If successful, Parrish’s commitment could not only extend our life expectancy, it would also have a huge impact on the economy, especially on pensions. At what age should we retire? How much would education extend? How would the pensions be paid if we live 20 more years? Have you thought about it? “The truth is that I do not ask myself those kinds of questions,” says Parrish. My job is to mitigate the diseases that we can cure. If we think we have a possible solution, it would be immoral not to share it. How long will we live? I do not know, but I would like it to be as long as possible and in the best conditions. ”

The therapy being carried out Elizabeth Parrish could have potential to treat diseases related to aging such as cancer, duchenne, Alzheimer’s, Parkinson’s, kidney problems, leukemia, esophagitis of Barret … The list is long. “The first people who should benefit from it,” Parrish explains, “are terminal patients.

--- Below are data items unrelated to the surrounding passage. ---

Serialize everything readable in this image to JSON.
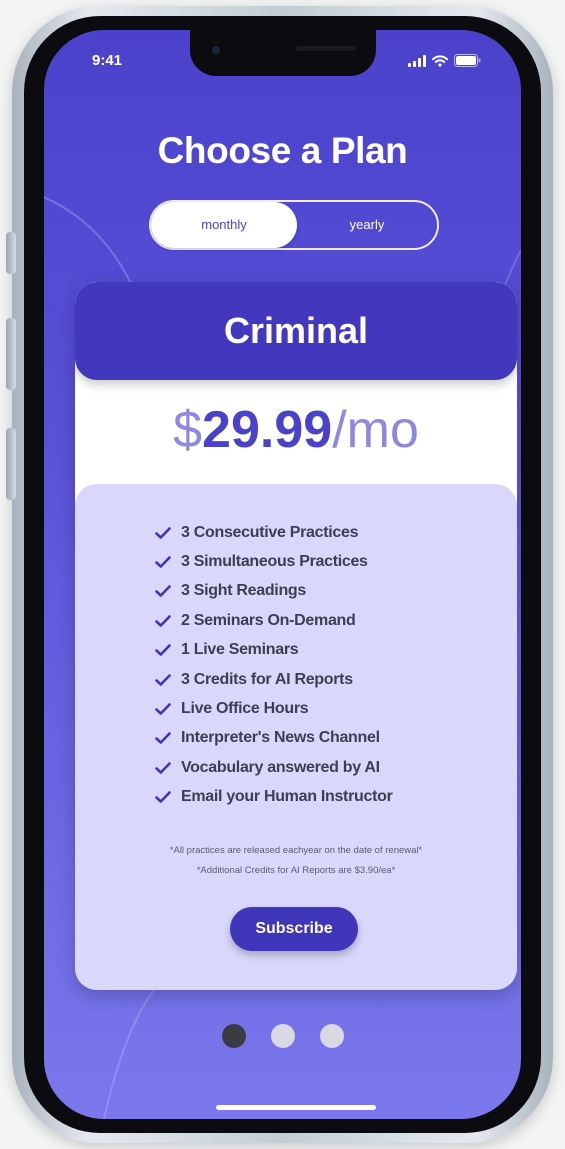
{
  "status_bar": {
    "time": "9:41",
    "icons": [
      "cellular-signal-icon",
      "wifi-icon",
      "battery-icon"
    ]
  },
  "page_title": "Choose a Plan",
  "billing_toggle": {
    "options": [
      "monthly",
      "yearly"
    ],
    "selected": "monthly"
  },
  "plan": {
    "name": "Criminal",
    "price": {
      "currency": "$",
      "amount": "29.99",
      "period": "/mo"
    },
    "features": [
      "3 Consecutive Practices",
      "3 Simultaneous Practices",
      "3 Sight Readings",
      "2 Seminars On-Demand",
      "1 Live Seminars",
      "3 Credits for AI Reports",
      "Live Office Hours",
      "Interpreter's News Channel",
      "Vocabulary answered by AI",
      "Email your Human Instructor"
    ],
    "feature_icon": "checkmark-icon",
    "fine_print": [
      "*All practices are released eachyear on the date of renewal*",
      "*Additional Credits for AI Reports are $3.90/ea*"
    ],
    "subscribe_label": "Subscribe"
  },
  "pagination": {
    "total": 3,
    "active_index": 0
  },
  "colors": {
    "screen_gradient_top": "#4b42cc",
    "screen_gradient_bottom": "#7b78ec",
    "plan_header": "#4138bd",
    "features_panel": "#dad8fa",
    "price_accent": "#4a42c9",
    "subscribe_button": "#3f36b9",
    "active_dot": "#3b3b44",
    "inactive_dot": "#d9d9e6"
  }
}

Then, if the data obtained are positive, we could start with patients with milder diagnoses and finally reach the area of ​​preventive care “. For this to happen, only one requirement will be necessary: ​​”That the regulatory agencies recognize old age as a disease”, concludes María Blasco.

Why do you add Miostatin?

From 50 years of age, muscle mass decreases between 1 and 2% and strength 1.5% annually and up to 3% from 60 years. Myostatin, also known as growth differentiation factor 8, not only solves this muscle loss. “He also works with telomerase,” says Parrish. This increases the supply of stem cells and myostatin would allow more stem cells to activate
and regenerate tissues. ”


Maria Blasco, director of the CNIO: Aging is not natural.

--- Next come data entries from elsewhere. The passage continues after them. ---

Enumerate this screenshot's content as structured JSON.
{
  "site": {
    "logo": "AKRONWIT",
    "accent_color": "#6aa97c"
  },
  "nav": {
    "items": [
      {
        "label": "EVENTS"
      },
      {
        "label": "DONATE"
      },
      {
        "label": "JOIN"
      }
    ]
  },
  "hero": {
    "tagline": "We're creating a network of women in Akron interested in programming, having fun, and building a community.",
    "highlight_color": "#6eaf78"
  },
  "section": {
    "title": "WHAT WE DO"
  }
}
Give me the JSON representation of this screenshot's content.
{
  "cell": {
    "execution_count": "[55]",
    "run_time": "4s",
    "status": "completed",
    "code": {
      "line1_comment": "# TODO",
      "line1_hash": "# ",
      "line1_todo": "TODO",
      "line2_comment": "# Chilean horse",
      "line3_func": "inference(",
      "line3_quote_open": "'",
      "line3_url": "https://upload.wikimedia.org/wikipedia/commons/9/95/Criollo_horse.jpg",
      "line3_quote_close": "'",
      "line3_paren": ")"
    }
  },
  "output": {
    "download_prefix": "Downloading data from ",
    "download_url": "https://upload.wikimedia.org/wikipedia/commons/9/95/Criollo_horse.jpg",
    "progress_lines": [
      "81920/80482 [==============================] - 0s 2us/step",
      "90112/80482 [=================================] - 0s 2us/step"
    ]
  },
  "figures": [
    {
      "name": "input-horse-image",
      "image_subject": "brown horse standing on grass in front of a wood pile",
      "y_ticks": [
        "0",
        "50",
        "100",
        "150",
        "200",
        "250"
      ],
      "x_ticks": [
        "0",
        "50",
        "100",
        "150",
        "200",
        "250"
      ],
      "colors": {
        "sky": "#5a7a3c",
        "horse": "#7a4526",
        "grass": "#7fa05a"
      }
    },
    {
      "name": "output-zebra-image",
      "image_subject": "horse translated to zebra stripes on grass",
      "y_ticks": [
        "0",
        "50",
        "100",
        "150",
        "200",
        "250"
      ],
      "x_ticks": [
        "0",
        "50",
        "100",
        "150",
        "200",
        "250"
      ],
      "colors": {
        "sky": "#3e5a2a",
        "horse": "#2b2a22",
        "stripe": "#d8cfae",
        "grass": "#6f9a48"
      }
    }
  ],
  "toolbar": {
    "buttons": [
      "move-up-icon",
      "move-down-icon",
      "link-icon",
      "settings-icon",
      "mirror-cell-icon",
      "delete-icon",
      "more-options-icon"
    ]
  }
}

“It’s a laboratory like any other,” confesses modestly its director, Maria Blasco, as we walk between microscopes, test tubes, stills and retorts. It is nothing less than the laboratory of the Telomerase and Telomerase Group of the CNIO (National Center for Oncological Research), whose management also has Blasco. It will be like any other, but in other laboratories it has not been discovered how to significantly extend the life of small mammals, nor have deadly tumors been eliminated, nor has a gene therapy been developed that could extend our life, according to the most conservatives, up to 140 years. That is the figure that Maria Blasco ventures in the book she signs next to Mónica G. Salomone, Morir joven, at 140 (Paidós, 2016), of recent appearance. Disciple of the pioneers in their discipline, Molecular Biology, it is possible that Maria Blasco has found the exact distillation of the elixir of eternal youth. And yet modesty, once again, seems to be a distinctive feature of his character at the sight of his office, attached to the laboratory. Narrow, elongated and dominated by a large window from which you can see the treetops of this residential area in the vicinity of the Plaza de Castilla, there is barely room for the desk and the work chair. From this office Maria Blasco glimpses the future of human longevity and the fight against cancer, myocardial infarction and Alzheimer’s. On the wall, next to the computer, family photos. And in front, a horizon without mapping on which to blur the look.

Javier Redondo Jordán
this news has been extracted from:

At what point does the enzyme telomerase come into play?

Telomerase is the antidote that nature has to realarge telomeres. It is not present in the adult organism, but is activated in the embryonic development and resets the telomeres of the new individual. It is interesting that cancer cells are the only immortals that exist, and that is because they have telomerase and keep their telomeres long.